Ein Polizist und drei Komplizen sollen bei der Einfuhr von 330 Kilogramm Kokain geholfen haben. Seit Dienstag muss sich der 35 Jahre alte Kriminalhauptkommissar vor Gericht verantworten.

Neustadt Es ist weniger der Vorwurf, der in diesem Prozess das Prädikat außergewöhnlich verdient, sondern vielmehr die Tatsache, dass sich seit Dienstag ein Kriminalhauptkommissar als Strippenzieher eines gewaltigen Drogenschmuggels vor dem Landgericht verantworten muss. Angeklagt sind Drako N., 35, und drei Komplizen, weil sie der Drogenmafia geholfen haben sollen, insgesamt rund 330 Kilogramm Kokain nach Hamburg einzuschleusen. Drako N. soll dabei die Lieferungen und den Vertrieb der Ware organisiert haben. Der Vorwurf lautet Beihilfe zum Handeltreiben und Einführen von nicht geringen Mengen Kokain in vier Fällen.

Offiziell ist der schlanke, hochgewachsene Mann noch Polizeibeamter – obgleich er bereits vor sechs Jahren wegen Verstoßes gegen das Betäubungsmittelgesetz und eines Betrugsdelikts zu einer Geldstrafe von 180 Tagessätzen verurteilt worden war. Die Polizei wollte ihn nach dem Urteil nicht mehr in ihren Reihen wissen, seit 2007 ist der 35-Jährige deshalb vom Dienst suspendiert, bezieht aber weiterhin volle Bezüge. Grund: Das gegen ihn betriebene Disizplinarverfahren konnte nicht zu Ende geführt werden, weil weitere Vorwürfe den Rechtsstreit verlängert hatten. Sollte er in dem Prozess zu einer Freiheitsstrafe von mehr als einem Jahr verurteilt werden, ist er seine Beamtenrechte und damit seinen Job endgültig los.

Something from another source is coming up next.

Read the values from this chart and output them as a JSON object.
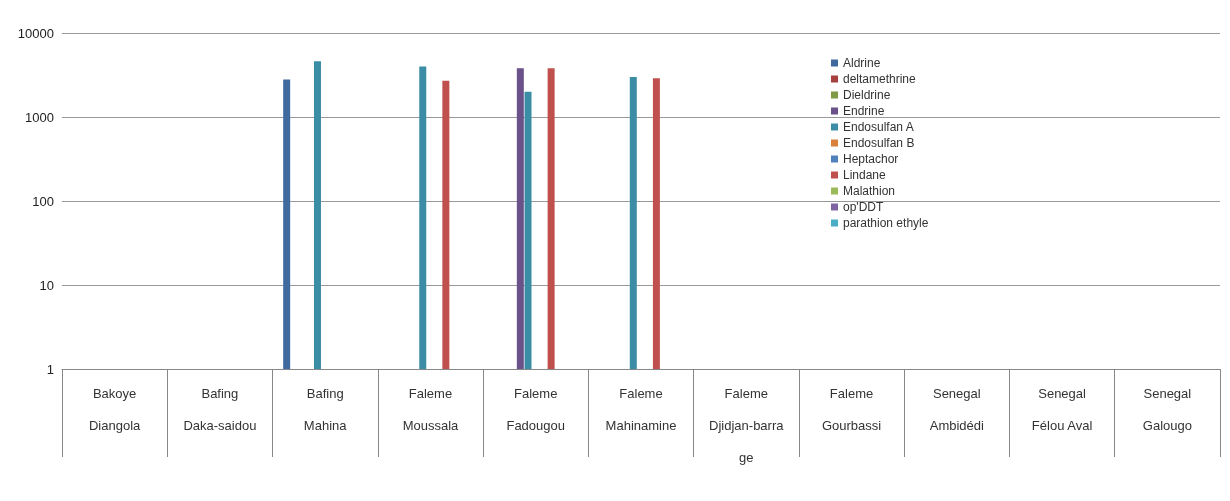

Insgesamt ging es um fünf Kokain-Lieferungen, die von Guadquil und Arica nach per Container Hamburg verschifft wurden. Das weiße Pulver hatten die Schmuggler in speziell präparierten Türen und Holzparkettböden versteckt. Allerdings erreichten nur drei Lieferungen tatsächlich die Hansestadt. Jeweils 100 Kilogramm Kokain mit einem Wirkstoffgehalt von 70 Prozent sollen am 26. August 2009, am 23. Dezember 2009 und am 20.1.2010 zum Citylager an der Spaldingstraße gebracht und wenigstens in einem Fall von Darko N. mit einem Mitfahrzeug abtransportiert worden sein. In einem weiteren Fall soll ein Container mit mindestens 30 Kilo Kokain von Darko N. wegen der verzögerten Auslieferung wieder nach Arica zurückgeschickt worden sein. Zudem soll Darko N. den Mitangeklagten Kai K., 36, angeworben haben. K. wie auch die angeklagten Andre K., 35, und Stephan T., 31, fungierten jeweils als Empfänger der Container und sorgten so, laut Anklage, „für eine legale Legende der Verschiffung.“ Der Schmuggel flog im November 2012 auf, als die ecuadorianische Nationalpolizei bei einer Überprüfung von Containern 130 Kilogramm Kokaingemenge sicherstellte. Auf die Schliche kam der Hamburger Drogenbande schließlich das Bundeskriminalamt. Nach Abendblatt-Informationen hielt einer der Mittäter dem Druck nicht stand und machte von der Kronzeugenregelung Gebrauch.

Was Drako N. droht, geht weit über den Verlust seines Beamten-Status hinaus. In einem Vorgespräch der Prozessbeteiligten forderte die Staatsanwaltschaft für Drako N. bereits eine Freiheitsstrafe von zwölf Jahren bei streitiger Hauptverhandlung und acht Jahre bei einem Geständnis. Für seine Komplizen stellte sie Strafen zwischen vier und fünf Jahren in Aussicht. Das Gespräch wurde jedoch ergebnislos abgebrochen: Zu weit lagen die Vorstellungen von Staatsanwaltschaft und Verteidigung auseinander.

Die Hintermänner des Drogenschmuggels sind noch nicht ermittelt. Allerdings soll einer der Täter mit dem Pseudonym „Der Schwarze“ vor wenigen Tagen festgenommen worden sein. Die Verteidigung beantragte, die Ermittlungsakten zum Prozess, der am Donnerstag fortgesetzt wird, beizuziehen.